Взлетел я, безусловно, высоко. Как говорится в поговорке, больно будет падать, случись что с Машеровым. Его здоровье внушало некоторые опасения. Так-то здравости ума он не терял, речь имел связную, но отсутствие одной почки и болячки — наследие войны — не могли не сказаться на его здоровье.
Хочешь не хочешь, а приходится задумываться о следующем кандидате «на престол». Нужно будет эту тему на досуге с дядей Вовой обсудить. И вообще, постараться сделать как можно больше, пока позволяют условия и негласная защита со стороны Машерова. Владимир Петрович помочь мог разве что советом. После своего семидесятилетия он как-то резко стал сдавать. Раны полученные на войне и после в Венгрии давали о себе знать.

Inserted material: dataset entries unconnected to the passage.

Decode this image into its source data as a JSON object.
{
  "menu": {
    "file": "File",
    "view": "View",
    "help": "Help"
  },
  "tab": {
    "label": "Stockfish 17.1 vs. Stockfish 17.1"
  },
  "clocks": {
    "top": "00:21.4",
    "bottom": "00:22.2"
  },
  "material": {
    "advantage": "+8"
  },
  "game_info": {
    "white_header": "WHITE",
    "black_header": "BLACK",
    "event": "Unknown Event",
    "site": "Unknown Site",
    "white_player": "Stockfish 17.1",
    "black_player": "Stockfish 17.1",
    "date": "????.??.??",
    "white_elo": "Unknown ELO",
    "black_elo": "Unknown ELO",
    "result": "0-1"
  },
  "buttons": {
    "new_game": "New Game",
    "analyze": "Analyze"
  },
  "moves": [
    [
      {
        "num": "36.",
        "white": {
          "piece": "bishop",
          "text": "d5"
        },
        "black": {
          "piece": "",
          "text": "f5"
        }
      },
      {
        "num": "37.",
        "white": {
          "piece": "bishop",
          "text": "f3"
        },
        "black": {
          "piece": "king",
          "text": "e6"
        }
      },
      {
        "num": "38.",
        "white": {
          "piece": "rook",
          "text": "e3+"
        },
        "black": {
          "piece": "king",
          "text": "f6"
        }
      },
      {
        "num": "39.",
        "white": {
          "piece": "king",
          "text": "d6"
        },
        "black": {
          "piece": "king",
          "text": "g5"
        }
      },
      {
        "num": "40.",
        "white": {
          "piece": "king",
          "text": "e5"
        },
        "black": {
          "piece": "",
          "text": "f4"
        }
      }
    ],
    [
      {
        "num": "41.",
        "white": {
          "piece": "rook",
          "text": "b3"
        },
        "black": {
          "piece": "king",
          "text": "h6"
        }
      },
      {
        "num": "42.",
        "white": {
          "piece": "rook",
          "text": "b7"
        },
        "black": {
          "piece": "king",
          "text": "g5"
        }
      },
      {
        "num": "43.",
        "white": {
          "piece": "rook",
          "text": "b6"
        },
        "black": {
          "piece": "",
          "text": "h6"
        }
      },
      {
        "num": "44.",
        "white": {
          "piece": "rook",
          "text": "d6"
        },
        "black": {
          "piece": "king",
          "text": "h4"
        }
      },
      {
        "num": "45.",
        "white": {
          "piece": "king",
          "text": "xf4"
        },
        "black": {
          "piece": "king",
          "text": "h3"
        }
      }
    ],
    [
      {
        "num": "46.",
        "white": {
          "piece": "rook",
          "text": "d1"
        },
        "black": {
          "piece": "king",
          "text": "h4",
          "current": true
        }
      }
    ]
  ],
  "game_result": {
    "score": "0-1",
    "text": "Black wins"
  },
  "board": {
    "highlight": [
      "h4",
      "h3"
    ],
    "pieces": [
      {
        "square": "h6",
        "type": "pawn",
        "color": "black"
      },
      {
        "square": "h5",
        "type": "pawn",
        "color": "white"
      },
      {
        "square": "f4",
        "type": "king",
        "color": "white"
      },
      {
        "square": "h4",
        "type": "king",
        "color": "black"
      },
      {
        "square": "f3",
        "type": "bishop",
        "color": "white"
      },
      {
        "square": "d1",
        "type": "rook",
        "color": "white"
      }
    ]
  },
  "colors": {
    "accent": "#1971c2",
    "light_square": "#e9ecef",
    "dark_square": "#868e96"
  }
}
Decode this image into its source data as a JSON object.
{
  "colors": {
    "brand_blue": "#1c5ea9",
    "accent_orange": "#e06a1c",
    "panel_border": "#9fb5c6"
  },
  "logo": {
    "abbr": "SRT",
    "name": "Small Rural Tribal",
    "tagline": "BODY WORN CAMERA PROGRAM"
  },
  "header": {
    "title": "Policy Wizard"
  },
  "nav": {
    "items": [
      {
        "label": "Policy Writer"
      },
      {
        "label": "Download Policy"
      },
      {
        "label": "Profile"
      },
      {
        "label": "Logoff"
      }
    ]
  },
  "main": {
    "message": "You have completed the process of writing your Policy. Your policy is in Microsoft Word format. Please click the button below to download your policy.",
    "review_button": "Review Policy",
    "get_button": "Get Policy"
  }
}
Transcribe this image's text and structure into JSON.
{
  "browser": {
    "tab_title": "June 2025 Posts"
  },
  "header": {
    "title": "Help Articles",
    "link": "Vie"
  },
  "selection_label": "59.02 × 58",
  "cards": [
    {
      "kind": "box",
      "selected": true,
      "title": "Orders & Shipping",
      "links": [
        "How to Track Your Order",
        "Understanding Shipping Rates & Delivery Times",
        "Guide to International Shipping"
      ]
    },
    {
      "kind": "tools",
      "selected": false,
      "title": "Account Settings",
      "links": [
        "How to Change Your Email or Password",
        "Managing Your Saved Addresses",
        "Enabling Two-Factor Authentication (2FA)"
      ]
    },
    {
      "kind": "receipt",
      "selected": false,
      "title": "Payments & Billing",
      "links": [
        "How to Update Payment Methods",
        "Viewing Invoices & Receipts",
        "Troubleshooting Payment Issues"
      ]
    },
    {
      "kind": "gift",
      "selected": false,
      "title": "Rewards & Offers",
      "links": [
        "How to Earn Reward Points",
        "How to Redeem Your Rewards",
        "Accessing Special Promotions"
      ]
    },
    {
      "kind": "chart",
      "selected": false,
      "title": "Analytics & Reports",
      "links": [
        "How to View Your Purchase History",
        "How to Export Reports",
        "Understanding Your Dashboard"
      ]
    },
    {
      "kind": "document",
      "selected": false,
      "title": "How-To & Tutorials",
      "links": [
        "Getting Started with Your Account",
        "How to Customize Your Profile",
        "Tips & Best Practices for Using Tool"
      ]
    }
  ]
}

Жена с Ромкой улетела в Париж в начале августа. Сами картины были отправлены во Францию морским путём еще месяц назад. Для коммерческой выставки я успел собрать достаточно материала. Без излишней пропаганды, с большим упором на космос. Ничего нового и экстраординарного. К мировой славе я не стремился. Мне бы денег на станки заработать, и ладно.
Министр культуры рассчитывал, что и ему что-то перепадёт, так сказать, за услуги. Но Сашка имела указания брать «всего и побольше» бартером. Помещение под издательство и типографию мы в Москве подобрали. В конце 80-х не так-то сложно найти бесхозное помещение. Как правило, такое здание требовало ремонта и серьёзных денежных вложений. Подобную двухэтажную развалюху с протекающей крышей Семичастный и отыскал. Спихнуть со своего баланса здание желающих хватало.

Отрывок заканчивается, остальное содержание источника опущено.